Representation of movements seems to be very dependent on what the movement is performed for. Kinematic and spatiotemporal variables are not stably represented across similar movements with different purposes (Figs. 4-5). Given the sequential nature of the task, Return and Go trajectories are both required to eventually get a reward. While both trajectories have a goal: Return ➔ auditory stimulus, Go ➔ water droplet, they differ in that Go trajectories are performed to receive something rewarding. Indeed, we hypothesize that movements that can lead to a reward are better represented by EPN neurons. A similar conclusion was reached (Gdowski et al., 2001) in primates performing wrist movements, where they found that wrist movements that led to reward modulated a higher fraction of units than wrist movements that did not lead to a reward. The findings in this study differ in that kinematic relationships were indeed found in the Return trajectories, but they were attenuated.

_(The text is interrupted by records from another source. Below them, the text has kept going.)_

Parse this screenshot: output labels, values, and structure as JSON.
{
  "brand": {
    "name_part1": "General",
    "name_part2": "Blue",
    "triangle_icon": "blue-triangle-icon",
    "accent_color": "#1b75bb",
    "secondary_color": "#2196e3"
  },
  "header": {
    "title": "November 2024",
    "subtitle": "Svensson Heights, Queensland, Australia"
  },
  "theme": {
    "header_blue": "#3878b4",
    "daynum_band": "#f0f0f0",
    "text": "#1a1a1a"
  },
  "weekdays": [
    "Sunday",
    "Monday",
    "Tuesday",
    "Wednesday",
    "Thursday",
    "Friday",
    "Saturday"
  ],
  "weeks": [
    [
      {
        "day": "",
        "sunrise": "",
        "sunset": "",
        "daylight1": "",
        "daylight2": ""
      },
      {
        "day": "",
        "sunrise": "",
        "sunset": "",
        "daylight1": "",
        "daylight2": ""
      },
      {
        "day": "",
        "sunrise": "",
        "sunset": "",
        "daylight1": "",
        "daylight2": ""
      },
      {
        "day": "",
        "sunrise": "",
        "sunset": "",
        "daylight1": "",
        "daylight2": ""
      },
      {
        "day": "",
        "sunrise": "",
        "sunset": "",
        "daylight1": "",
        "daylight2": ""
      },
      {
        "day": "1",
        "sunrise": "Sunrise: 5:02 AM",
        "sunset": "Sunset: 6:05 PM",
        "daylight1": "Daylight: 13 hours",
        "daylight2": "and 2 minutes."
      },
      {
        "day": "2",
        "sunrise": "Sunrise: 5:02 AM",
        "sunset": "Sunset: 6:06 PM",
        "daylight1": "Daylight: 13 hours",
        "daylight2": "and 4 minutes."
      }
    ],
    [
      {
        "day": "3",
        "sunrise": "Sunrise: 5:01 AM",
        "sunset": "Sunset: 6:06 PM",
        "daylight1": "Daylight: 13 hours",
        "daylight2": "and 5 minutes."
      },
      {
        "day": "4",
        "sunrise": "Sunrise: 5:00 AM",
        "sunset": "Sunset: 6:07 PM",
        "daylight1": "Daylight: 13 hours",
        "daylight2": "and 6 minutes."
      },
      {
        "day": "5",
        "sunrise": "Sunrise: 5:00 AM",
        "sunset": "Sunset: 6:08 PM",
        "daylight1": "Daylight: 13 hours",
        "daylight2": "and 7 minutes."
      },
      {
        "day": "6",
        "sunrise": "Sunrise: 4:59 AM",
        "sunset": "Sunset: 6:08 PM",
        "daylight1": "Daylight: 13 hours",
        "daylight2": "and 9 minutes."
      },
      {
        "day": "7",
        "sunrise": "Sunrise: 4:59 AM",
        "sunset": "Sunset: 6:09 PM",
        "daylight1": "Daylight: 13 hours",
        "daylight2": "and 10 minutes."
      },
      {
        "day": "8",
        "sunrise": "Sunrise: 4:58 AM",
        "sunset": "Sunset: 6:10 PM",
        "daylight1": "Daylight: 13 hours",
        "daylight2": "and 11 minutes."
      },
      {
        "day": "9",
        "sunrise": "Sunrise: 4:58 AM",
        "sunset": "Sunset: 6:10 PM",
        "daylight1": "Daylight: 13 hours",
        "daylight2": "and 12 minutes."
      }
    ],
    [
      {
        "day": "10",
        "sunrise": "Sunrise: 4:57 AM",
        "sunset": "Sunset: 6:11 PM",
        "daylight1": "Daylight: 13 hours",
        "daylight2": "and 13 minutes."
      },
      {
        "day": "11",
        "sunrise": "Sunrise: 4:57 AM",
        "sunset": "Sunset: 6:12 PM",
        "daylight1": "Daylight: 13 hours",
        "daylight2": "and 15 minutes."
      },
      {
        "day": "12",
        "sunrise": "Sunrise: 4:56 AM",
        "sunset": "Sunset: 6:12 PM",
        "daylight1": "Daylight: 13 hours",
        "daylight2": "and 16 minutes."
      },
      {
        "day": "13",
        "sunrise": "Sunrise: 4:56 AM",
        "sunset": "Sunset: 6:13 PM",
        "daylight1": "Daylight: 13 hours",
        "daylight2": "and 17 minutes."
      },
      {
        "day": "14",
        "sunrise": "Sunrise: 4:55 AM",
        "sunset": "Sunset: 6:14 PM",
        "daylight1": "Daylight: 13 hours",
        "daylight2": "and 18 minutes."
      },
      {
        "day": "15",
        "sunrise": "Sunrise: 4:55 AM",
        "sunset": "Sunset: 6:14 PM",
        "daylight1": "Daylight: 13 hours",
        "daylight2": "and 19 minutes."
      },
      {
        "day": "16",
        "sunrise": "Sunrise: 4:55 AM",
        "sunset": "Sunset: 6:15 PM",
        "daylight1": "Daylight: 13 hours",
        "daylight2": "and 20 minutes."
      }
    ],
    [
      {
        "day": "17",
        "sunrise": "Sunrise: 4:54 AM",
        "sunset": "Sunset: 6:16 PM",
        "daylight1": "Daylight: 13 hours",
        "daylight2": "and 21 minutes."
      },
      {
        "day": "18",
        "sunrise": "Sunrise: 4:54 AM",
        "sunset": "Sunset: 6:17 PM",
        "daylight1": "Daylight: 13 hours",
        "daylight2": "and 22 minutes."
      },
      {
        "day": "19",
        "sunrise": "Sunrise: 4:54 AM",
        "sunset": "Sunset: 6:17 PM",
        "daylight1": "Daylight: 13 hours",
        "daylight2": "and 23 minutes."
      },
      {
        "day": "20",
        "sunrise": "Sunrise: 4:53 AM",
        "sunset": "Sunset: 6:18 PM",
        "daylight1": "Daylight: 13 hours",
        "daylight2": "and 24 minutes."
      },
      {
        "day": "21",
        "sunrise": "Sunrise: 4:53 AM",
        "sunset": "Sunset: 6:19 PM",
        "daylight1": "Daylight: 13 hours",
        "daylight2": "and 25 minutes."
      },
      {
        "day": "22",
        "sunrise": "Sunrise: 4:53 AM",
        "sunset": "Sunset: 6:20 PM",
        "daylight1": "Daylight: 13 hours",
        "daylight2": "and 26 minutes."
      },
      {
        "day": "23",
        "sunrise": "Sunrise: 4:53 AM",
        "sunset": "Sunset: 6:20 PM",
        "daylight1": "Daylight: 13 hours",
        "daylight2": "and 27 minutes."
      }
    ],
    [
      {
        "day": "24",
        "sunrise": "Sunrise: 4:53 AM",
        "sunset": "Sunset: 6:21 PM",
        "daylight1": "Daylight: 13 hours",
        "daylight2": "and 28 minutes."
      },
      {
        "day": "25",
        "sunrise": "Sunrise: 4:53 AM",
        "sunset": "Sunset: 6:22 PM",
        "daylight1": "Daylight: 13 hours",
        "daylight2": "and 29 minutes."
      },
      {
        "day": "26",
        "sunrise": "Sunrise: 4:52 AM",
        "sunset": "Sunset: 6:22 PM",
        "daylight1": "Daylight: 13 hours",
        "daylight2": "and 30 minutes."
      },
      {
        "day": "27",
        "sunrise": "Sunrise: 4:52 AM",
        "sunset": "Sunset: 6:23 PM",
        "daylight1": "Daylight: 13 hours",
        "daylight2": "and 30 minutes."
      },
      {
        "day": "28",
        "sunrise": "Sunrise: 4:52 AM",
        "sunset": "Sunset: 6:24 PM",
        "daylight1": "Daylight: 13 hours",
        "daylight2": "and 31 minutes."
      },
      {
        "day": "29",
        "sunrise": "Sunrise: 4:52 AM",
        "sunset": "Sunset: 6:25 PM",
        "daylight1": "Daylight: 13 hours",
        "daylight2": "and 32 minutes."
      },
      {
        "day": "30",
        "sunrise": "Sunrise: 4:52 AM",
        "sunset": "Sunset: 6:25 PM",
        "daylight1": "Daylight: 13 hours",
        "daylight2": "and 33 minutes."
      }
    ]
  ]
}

An important finding of this study is that spatio-temporal variables are better at explaining EPN activity than purely kinematic ones, for both Go and Return trajectories (Fig. 4D). Further, these spatio-temporal variables are sensitive to action value (Fig. 4N, false alarm trials have a lower R2 in the spatio-temporal model). Importantly, we did not find that kinematic representation was affected by action value. Only false alarm trials had a weaker relation with spatio-temporal variables than correct trials. It is possible that value influences the spatio-temporal dynamics [akin to reward prediction error, (Dayan & Balleine, 2002)]. A previous finding focusing on the decision properties of the GPi neurons found that the main correlate that the GPi has, as compared to other brain regions, was a temporal component which they called urgency (Thura & Cisek, 2017). This is similar to our finding that spatio-temporal dynamics dominate EPN activity. They found that decision was not as well represented in the GPi compared to other cortical regions. This suggests that more than movement per se, the EPN might compute contextual relationships present in the task.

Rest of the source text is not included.